On the night of April 18, 1775, hundreds of British troops set off from Boston toward Concord, Massachusetts, in order to seize weapons and ammunition stockpiled there by American colonists. Early the next morning, the British reached Lexington, where approximately 70 minutemen had gathered on the village green. Someone suddenly fired a shot—it’s uncertain which side—and a melee ensued. When the brief clash ended, eight Americans lay dead and at least an equal amount were injured, while one redcoat was wounded. The British continued on to nearby Concord, where that same day they encountered armed resistance from a group of patriots at the town’s North Bridge. Gunfire was exchanged, leaving two colonists and three redcoats dead. Afterward, the British retreated back to Boston, skirmishing with colonial militiamen along the way and suffering a number of casualties; the Revolutionary War had begun.
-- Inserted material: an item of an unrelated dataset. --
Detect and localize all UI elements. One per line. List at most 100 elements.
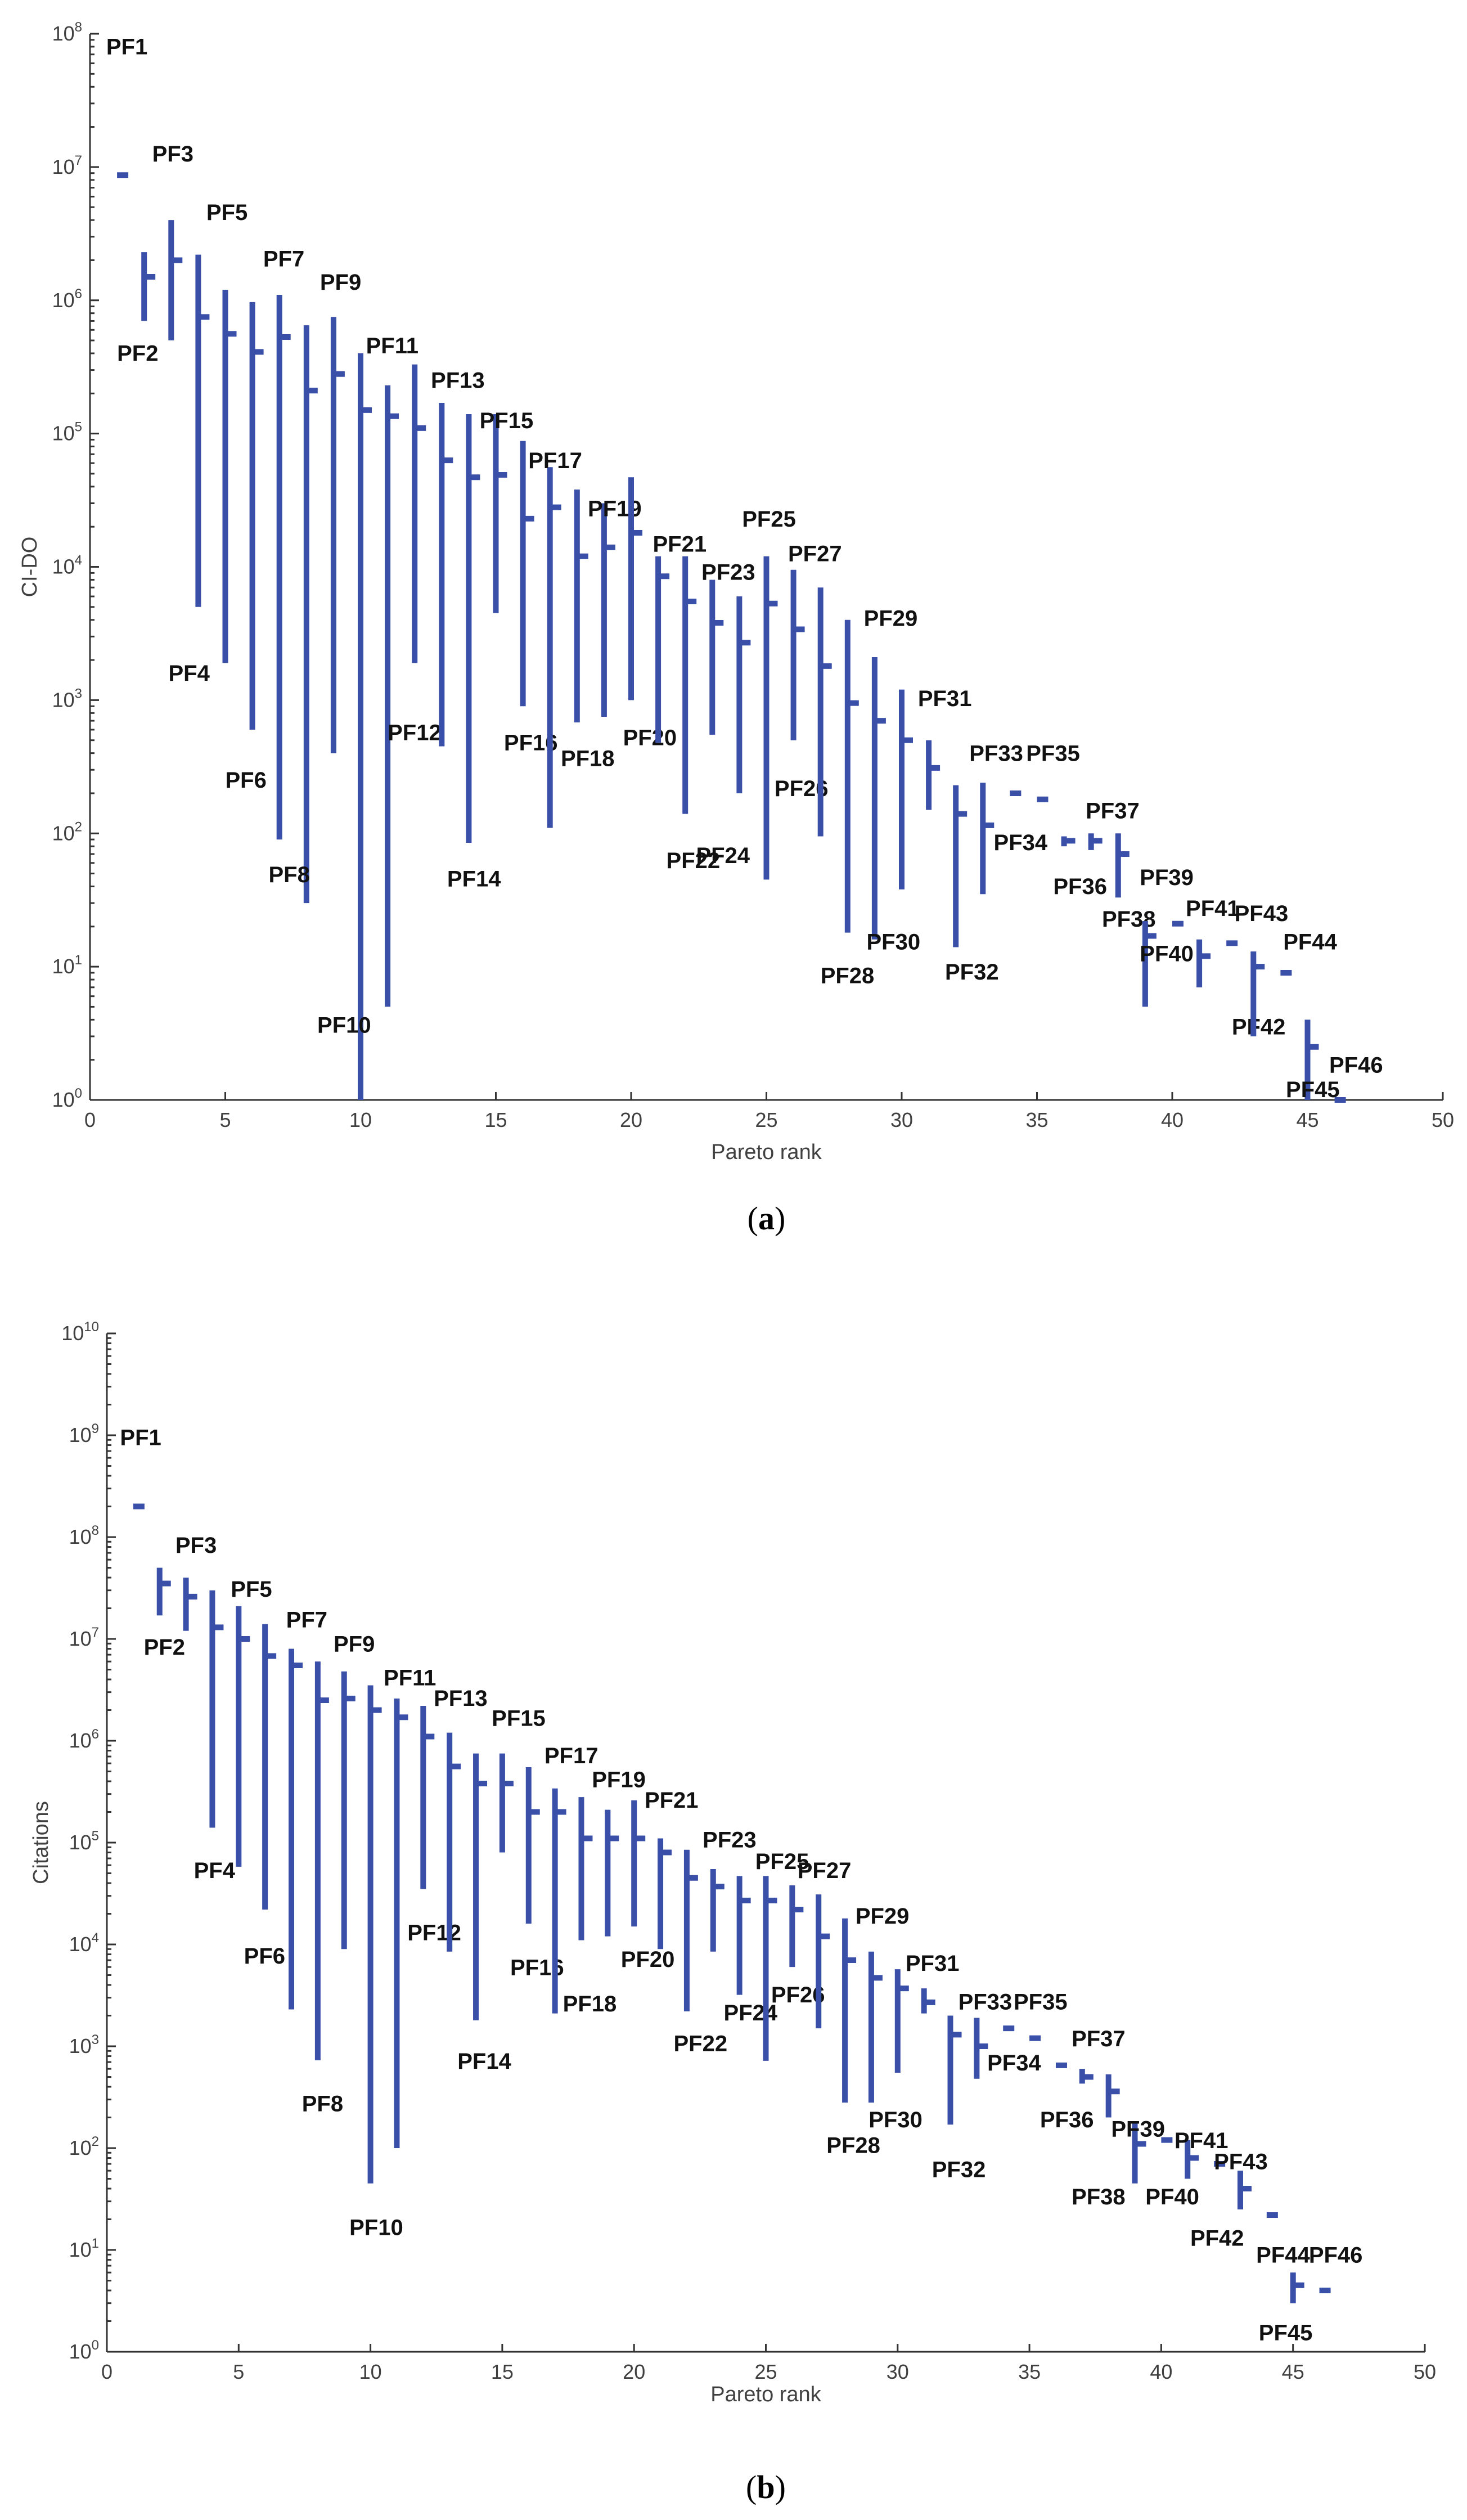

The incident at the North Bridge later was memorialized by Ralph Waldo Emerson in his 1837 poem “Concord Hymn,” whose opening stanza is: “By the rude bridge that arched the flood/Their flag to April’s breeze unfurled/Here once the embattled farmers stood/And fired the shot heard round the world.”

Emerson penned “Concord Hymn” for the dedication of a battle monument at the site of the North Bridge. At the dedication ceremony on July 4, 1837, a group of townspeople sang the poem’s 16 lines to the tune of a traditional hymn called “Old Hundredth.” Emerson, a Boston native born in 1803, spent portions of his childhood in Concord (where his grandfather, a minister, had witnessed the 1775 battle at the North Bridge from his nearby home) and moved there permanently in 1834. He went on to become one of the country’s leading intellectuals and lived in Concord until his death in 1882.

In addition to the American Revolution, the “shot heard round the world” became associated with other historical events, such as the 1914 assassination of Austria’s Archduke Franz Ferdinand, which helped trigger World War I, and the 1951 game-winning, three-run homer by the New York Giants’ Bobby Thomson against the Brooklyn Dodgers; thanks to Thomson’s “shot,” the Giants nabbed the National League pennant.